Cal aspettò qualche minuto. Poi si alzò, con un una fiducia patetica ed eroica tentò di rassettarsi l’abito lacero, si risistemò il cappello in testa e si diresse verso il 731. L’ultimo viaggio fu interrotto dall’uomo che usciva in quel momento dalla casa seguito da un saluto allegro, e che attraversata la via entrava nella Chevy di Sarah, metteva in moto e si allontanava piano. Il pensiero che ora ci fosse qualcuno al posto suo, con sua moglie e sua figlia, lo fermò. Esattamente ad un numero da casa sua. E anche se non rimase troppo sorpreso, né dispiaciuto, la fitta tornò. Per farla andare via, Cal Williams dovette fermare la donna di mezza età che stava per entrare al n° 730, convincerla a restare un attimo con l’ultimo sorriso tenero che gli rimaneva, un osso che aveva messo da parte chissà quanto tempo prima, e chiedere.

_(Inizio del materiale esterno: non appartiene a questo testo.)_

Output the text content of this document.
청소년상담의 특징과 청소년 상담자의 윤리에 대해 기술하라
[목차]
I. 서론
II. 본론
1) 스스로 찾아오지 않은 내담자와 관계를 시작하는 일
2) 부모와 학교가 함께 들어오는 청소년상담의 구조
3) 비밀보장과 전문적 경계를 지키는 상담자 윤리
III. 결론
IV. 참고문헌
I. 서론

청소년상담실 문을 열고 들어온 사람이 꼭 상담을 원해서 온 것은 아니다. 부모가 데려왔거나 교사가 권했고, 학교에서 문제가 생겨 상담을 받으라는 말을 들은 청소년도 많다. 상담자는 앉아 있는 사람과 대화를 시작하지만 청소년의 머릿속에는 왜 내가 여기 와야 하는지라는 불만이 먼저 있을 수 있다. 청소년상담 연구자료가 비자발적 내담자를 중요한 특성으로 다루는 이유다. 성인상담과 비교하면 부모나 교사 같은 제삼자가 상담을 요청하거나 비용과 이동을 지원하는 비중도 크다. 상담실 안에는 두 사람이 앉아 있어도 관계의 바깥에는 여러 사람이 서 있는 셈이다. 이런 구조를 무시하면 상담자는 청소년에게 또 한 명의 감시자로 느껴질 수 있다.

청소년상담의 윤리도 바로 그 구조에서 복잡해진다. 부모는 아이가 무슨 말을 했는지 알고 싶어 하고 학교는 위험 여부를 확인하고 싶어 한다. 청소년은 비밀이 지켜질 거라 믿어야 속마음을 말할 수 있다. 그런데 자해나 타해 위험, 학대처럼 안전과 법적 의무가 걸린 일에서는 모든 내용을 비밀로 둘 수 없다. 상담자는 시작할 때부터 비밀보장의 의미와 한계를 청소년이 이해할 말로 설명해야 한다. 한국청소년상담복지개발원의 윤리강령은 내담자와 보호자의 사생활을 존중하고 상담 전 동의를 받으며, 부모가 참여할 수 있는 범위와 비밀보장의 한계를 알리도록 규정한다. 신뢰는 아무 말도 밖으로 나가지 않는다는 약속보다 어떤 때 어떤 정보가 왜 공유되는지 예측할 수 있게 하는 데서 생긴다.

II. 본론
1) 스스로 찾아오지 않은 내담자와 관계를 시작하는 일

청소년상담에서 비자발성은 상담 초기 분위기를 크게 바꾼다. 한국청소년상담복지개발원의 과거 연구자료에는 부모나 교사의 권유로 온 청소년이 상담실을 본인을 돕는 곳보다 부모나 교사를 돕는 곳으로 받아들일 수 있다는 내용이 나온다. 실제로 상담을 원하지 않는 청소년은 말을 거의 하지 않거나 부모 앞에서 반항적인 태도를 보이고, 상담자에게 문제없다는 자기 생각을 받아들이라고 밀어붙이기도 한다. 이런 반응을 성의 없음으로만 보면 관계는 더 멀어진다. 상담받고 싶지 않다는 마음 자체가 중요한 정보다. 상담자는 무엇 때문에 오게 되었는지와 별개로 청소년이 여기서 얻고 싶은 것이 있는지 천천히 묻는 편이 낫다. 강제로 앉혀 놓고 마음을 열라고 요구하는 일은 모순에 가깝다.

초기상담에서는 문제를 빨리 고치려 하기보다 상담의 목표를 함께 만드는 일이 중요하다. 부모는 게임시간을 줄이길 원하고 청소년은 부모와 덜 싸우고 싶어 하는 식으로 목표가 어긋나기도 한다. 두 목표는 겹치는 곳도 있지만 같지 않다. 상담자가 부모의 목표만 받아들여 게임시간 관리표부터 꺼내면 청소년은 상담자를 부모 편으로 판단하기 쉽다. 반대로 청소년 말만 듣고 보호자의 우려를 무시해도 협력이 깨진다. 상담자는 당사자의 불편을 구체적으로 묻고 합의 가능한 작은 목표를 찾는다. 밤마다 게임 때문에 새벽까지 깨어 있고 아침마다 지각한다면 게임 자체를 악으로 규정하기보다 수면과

La donna gli disse che quando era arrivata lì dieci anni prima, la casa al 731 era già vuota. Le avevano raccontato che il proprietario, un tale mr. Williams, era sparito da un giorno all’altro, dopo l’incidente in cui erano morte la moglie e la figlia Sarah.

- Quelli che ci vivono adesso, i Rivers, l’hanno presa in affitto due o tre anni fa. Bella famiglia – concluse la donna.

Tutto gli si mostrò per quello che era. Un cerchio.

Un cerchio perfetto, aggiunse dentro di sé.